We didn't have a reservation and waited about 10 minutes at 9ish on a Wednesday night. The front bar area is quite cramped, but a decent place to sip some wine while you wait.

222 West 79th Street
between Broadway and Amsterdam

Why NY is Better than LA (for me)

I know I'm picking a fight with this post's title. Don't get me wrong, I grew to like, if not love, LA in my five years there. If you read my posts about LA restaurants, you know I ate at delicious spots high and low and found the food fantastic. As I prepared to leave the city, I featured food lovers' LA favorites, and I wrote a short but sappy ode to the city at the end of June.

But. But. J and I have visited NY once or twice a year since we began dating in 2000, and every time we've been in the Big Apple, we've vowed to live here. It's where we fell in love, it's where we got engaged, and it's where we've enjoyed many a fabulous meal, whether a late night Crif Dog, an even later night steak frites, or one of many dinners with friends and family.

And now, the city is ours--not for a long weekend while we sleep in a friend's living room, but for at least two years of graduate school in our very own Upper West Side apartment. In just two days here, I know that for us, LA doesn't even compare.

I could go on and on, but here's a few food-related charms that I love: 75 cent coffee that's not great, but good, at the deli across the street. Multiple 24 hour restaurants and grocery stores within 2-3 blocks of our apartment. Bagels! Zabars! Walking twenty blocks to dinner. Fruit carts on almost every corner. And this is just the beginning. Check ya later La-La land.

photo by hyunlab

Friday, August 10, 2007

The Best Vegetarian Burgers on the Planet

Walnut Balls at the Trempealeau HotelVegetarian walnut balls at the Trempealeau Hotel

Frequent readers of Erin's Kitchen know my (negative) opinion of fake meat. The worst fake meat of them all? The veggie burger that tries to imitate a beef burger. If you've ever tasted a Boca Burger, you know what I mean. Since a juicy, medium-rare hunk of ground beef is inimitable, the soy stand-ins resemble the wan, dry "Grade D but Edible" patties of my middle school cafeteria.

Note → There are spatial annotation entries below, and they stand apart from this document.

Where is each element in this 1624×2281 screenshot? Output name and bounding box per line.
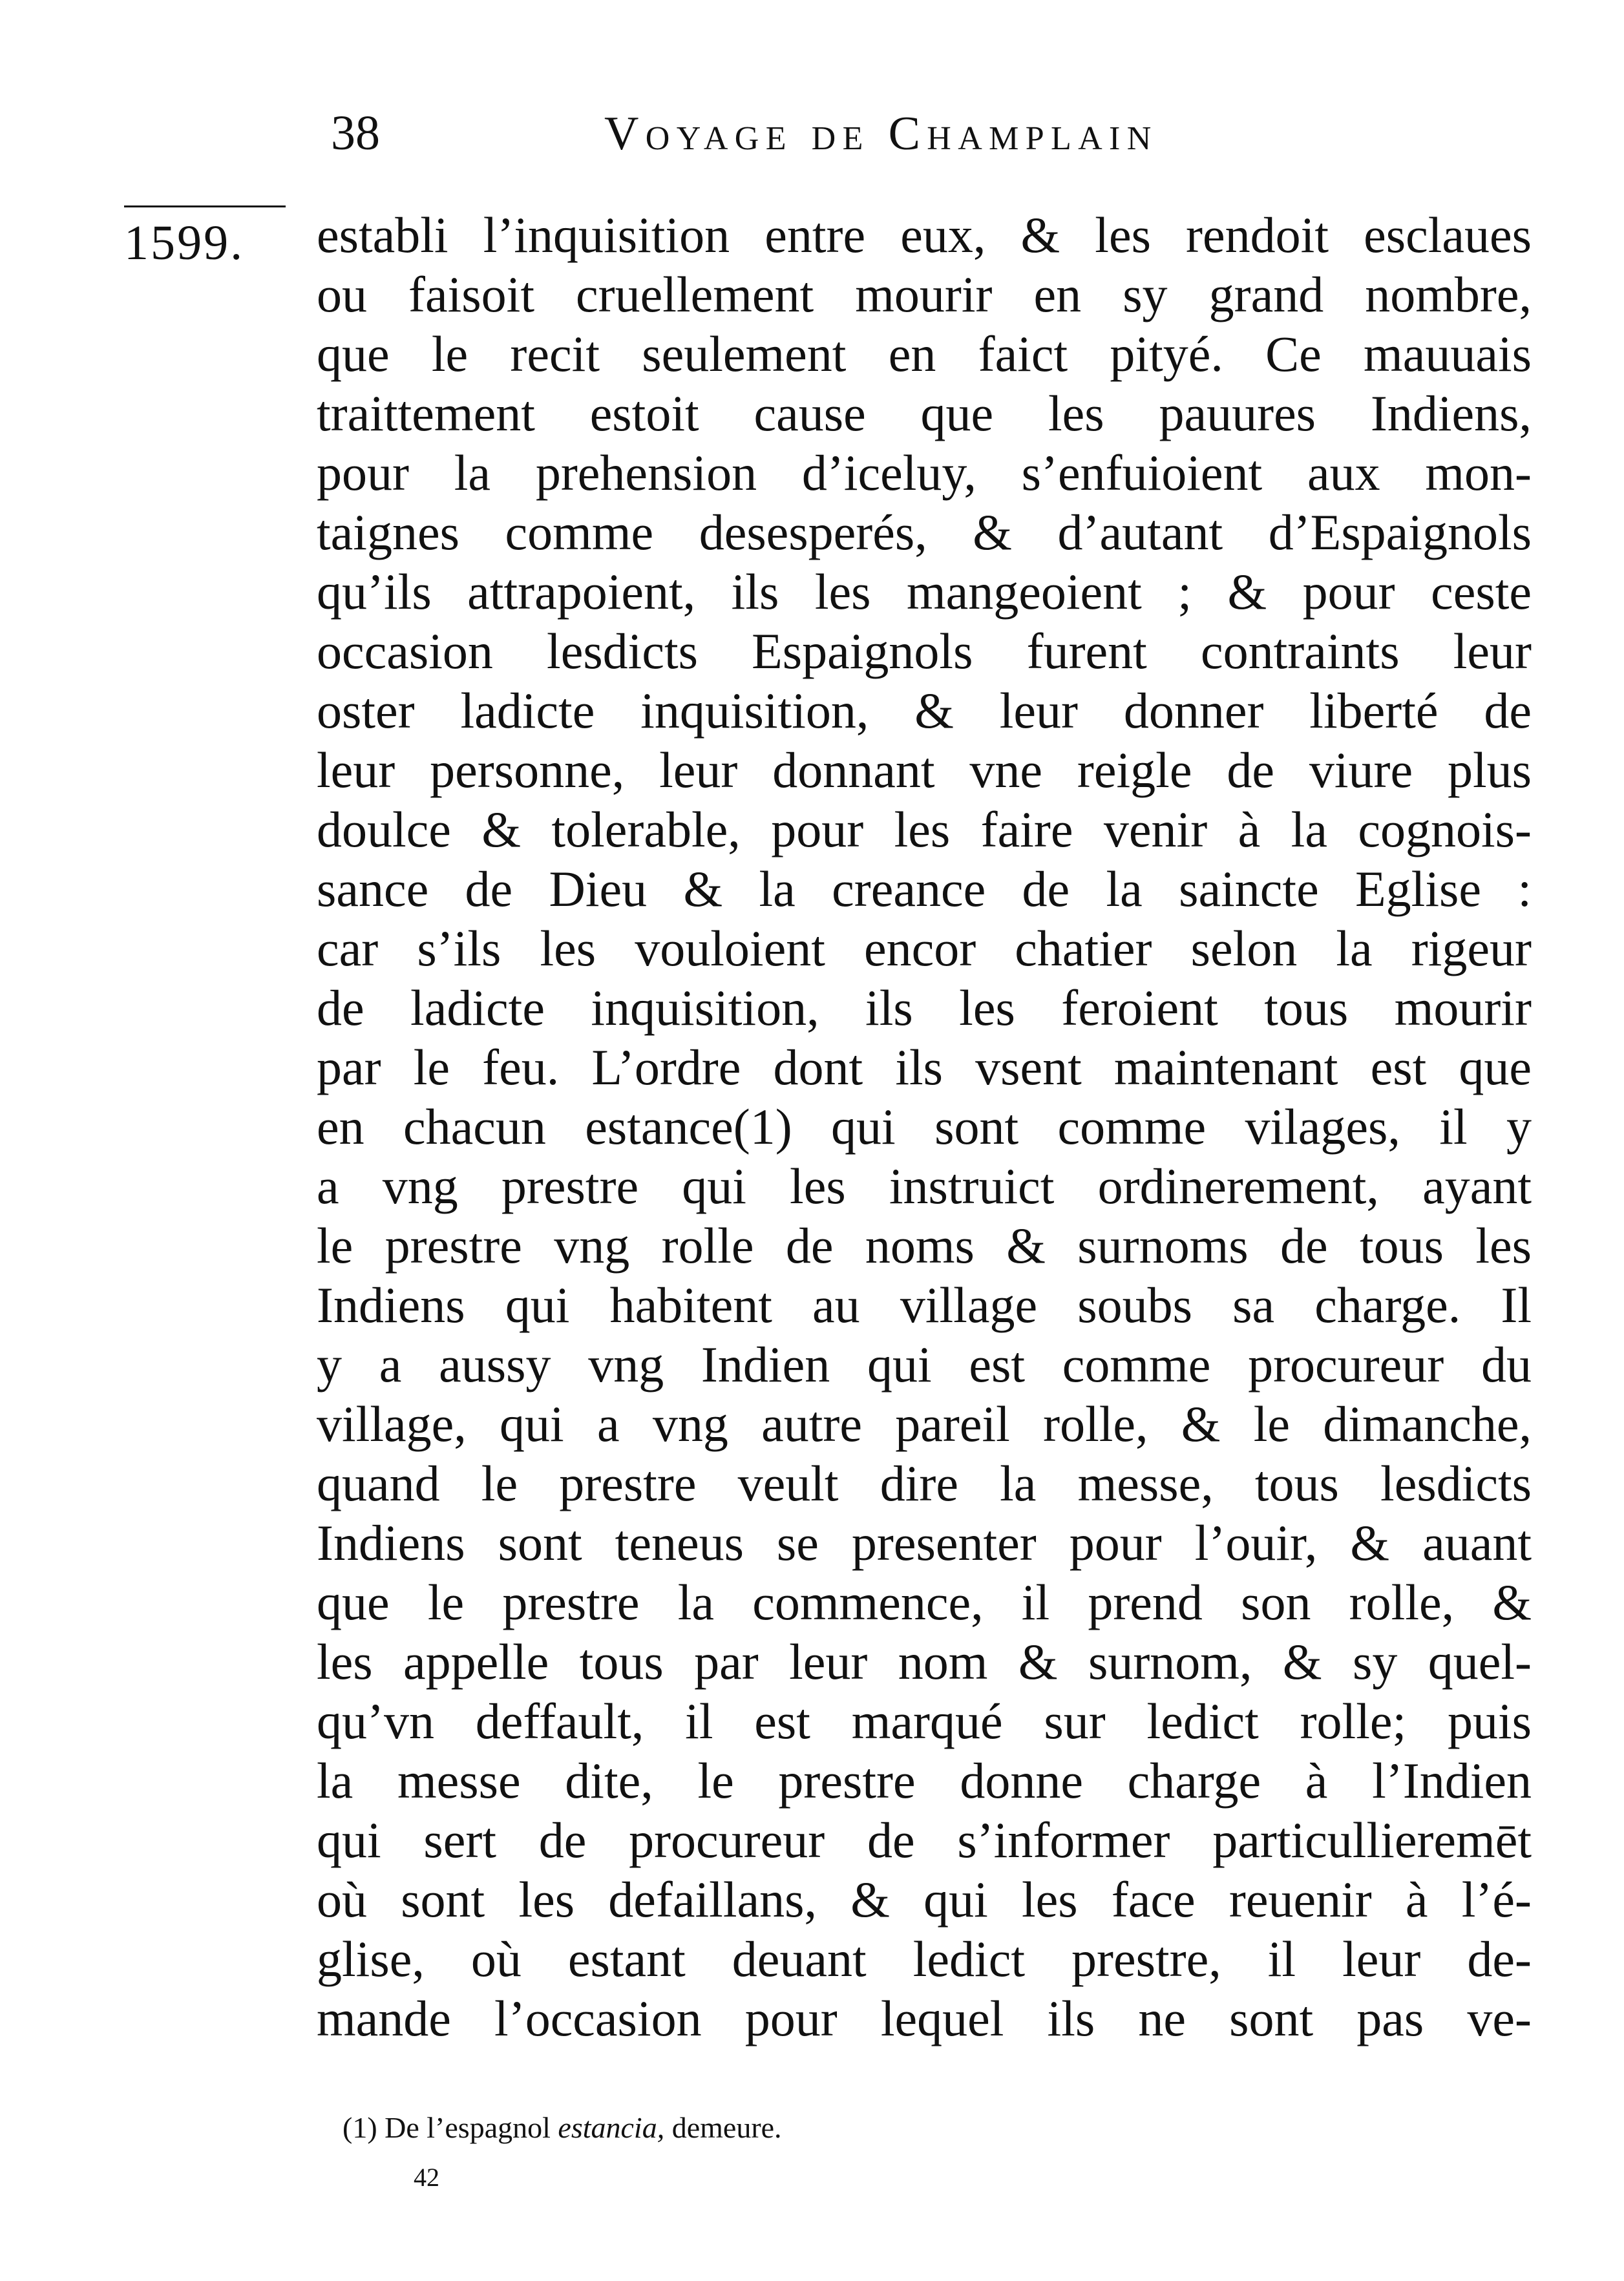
text-line: oster ladicte inquisition, & leur donner liberté de: [317, 682, 1532, 739]
text-line: quand le prestre veult dire la messe, tous lesdicts: [317, 1455, 1532, 1511]
text-line: qu’ils attrapoient, ils les mangeoient ; & pour ceste: [317, 563, 1532, 620]
footnote-text-after: demeure.: [671, 2111, 782, 2144]
text-line: qu’vn deffault, il est marqué sur ledict rolle; puis: [317, 1693, 1532, 1749]
text-line: y a aussy vng Indien qui est comme procureur du: [317, 1336, 1532, 1393]
signature-mark: 42: [414, 2163, 439, 2192]
margin-year: 1599.: [124, 216, 245, 270]
text-line: occasion lesdicts Espaignols furent contraints leur: [317, 623, 1532, 679]
text-line: a vng prestre qui les instruict ordinerement, ayant: [317, 1158, 1532, 1214]
text-line: Indiens qui habitent au village soubs sa charge. Il: [317, 1277, 1532, 1333]
text-line: ou faisoit cruellement mourir en sy grand nombre,: [317, 266, 1532, 322]
text-line: taignes comme desesperés, & d’autant d’Espaignols: [317, 504, 1532, 560]
text-line: glise, où estant deuant ledict prestre, il leur de-: [317, 1931, 1532, 1987]
text-line: que le prestre la commence, il prend son rolle, &: [317, 1574, 1532, 1630]
text-line: mande l’occasion pour lequel ils ne sont pas ve-: [317, 1990, 1532, 2046]
text-line: par le feu. L’ordre dont ils vsent maintenant est que: [317, 1039, 1532, 1095]
footnote: [343, 2113, 782, 2143]
text-line: les appelle tous par leur nom & surnom, & sy quel-: [317, 1634, 1532, 1690]
text-line: qui sert de procureur de s’informer particullieremēt: [317, 1812, 1532, 1868]
text-line: le prestre vng rolle de noms & surnoms de tous les: [317, 1217, 1532, 1274]
text-line: de ladicte inquisition, ils les feroient tous mourir: [317, 980, 1532, 1036]
body-text: [317, 205, 1532, 2048]
text-line: doulce & tolerable, pour les faire venir à la cognois-: [317, 801, 1532, 857]
running-head: Voyage de Champlain: [604, 107, 1158, 160]
text-line: que le recit seulement en faict pityé. Ce mauuais: [317, 326, 1532, 382]
text-line: car s’ils les vouloient encor chatier selon la rigeur: [317, 920, 1532, 976]
text-line: Indiens sont teneus se presenter pour l’ouir, & auant: [317, 1515, 1532, 1571]
footnote-text-before: De l’espagnol: [385, 2111, 551, 2144]
text-line: establi l’inquisition entre eux, & les rendoit esclaues: [317, 207, 1532, 263]
text-line: où sont les defaillans, & qui les face reuenir à l’é-: [317, 1871, 1532, 1928]
footnote-marker: (1): [343, 2111, 377, 2144]
text-line: la messe dite, le prestre donne charge à l’Indien: [317, 1752, 1532, 1809]
text-line: village, qui a vng autre pareil rolle, & le dimanche,: [317, 1396, 1532, 1452]
text-line: pour la prehension d’iceluy, s’enfuioient aux mon-: [317, 445, 1532, 501]
text-line: leur personne, leur donnant vne reigle de viure plus: [317, 742, 1532, 798]
margin-rule: [124, 205, 286, 207]
page-number: 38: [331, 106, 380, 160]
text-line: en chacun estance(1) qui sont comme vilages, il y: [317, 1098, 1532, 1155]
text-line: sance de Dieu & la creance de la saincte Eglise :: [317, 861, 1532, 917]
text-line: traittement estoit cause que les pauures Indiens,: [317, 385, 1532, 441]
footnote-term: estancia,: [558, 2111, 665, 2144]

However, veggie burgers that taste like veggies (or other non-meat ingredients)? Love them!! Morningstar Farms Black Bean Chipotle patties? Yum. My sister's falafel-like discs? I gobble them up.

Therefore, the best veggie burger in the world? It's a walnut burger, found at the Trempealeau Hotel in Trempealeau, WI and I've eaten them since my childhood. They aren't vegan--they're stuffed with cheese, eggs, bread crumbs, tamari and walnuts of course. Rich in flavor, extremely moist--they're vegetarian cooking at its best--instead of attempting to replicate a meat dish, these burgers are a delicacy unto themselves.

At the restaurant, they're served as burgers, and also as "walnut balls"--as an appetizer, in an Italian sandwich, and over spaghetti. You can order the patties frozen online, four patties for $7.40.

The Trempealeau Hotel
150 Main Street
Trempealeau, WI 54661
(608) 534-6898

Tuesday, August 07, 2007

Homegrown Tomatoes and Their Enemies

Nothing says summer better than pulling a fresh tomato off my mom's plants on her front porch. Since I've been home on vacation in Wisconsin, I've been munching on these fruits daily--usually sliced with just a bit of salt and pepper.

Yesterday, however, we returned from a few days away and found one of her plants decimated--leaves gone, tomatoes half-eaten, and poop-like pellets everywhere. "Raccoons!" cried my mom. Later that night, as she rinsed the poop pellets off the deck, she looked at the plant again. And saw 1 inch wide, 4 inch long, bright green horned tomato worms. Five of them. The biggest worms I've ever seen outside of a tropical location. Left to their own devices, these worms can destroy a tomato plant within a day or two, and will eventually morph into giant moths. My mom bravely removed them from the plant and sent them on to the great tomato in the sky.

If hornworms haven't infested your tomatoes, you could try confit-ing tomatoes, roasted tomato, bell pepper and corn salsa, tomato pie, or this tomato onion tart.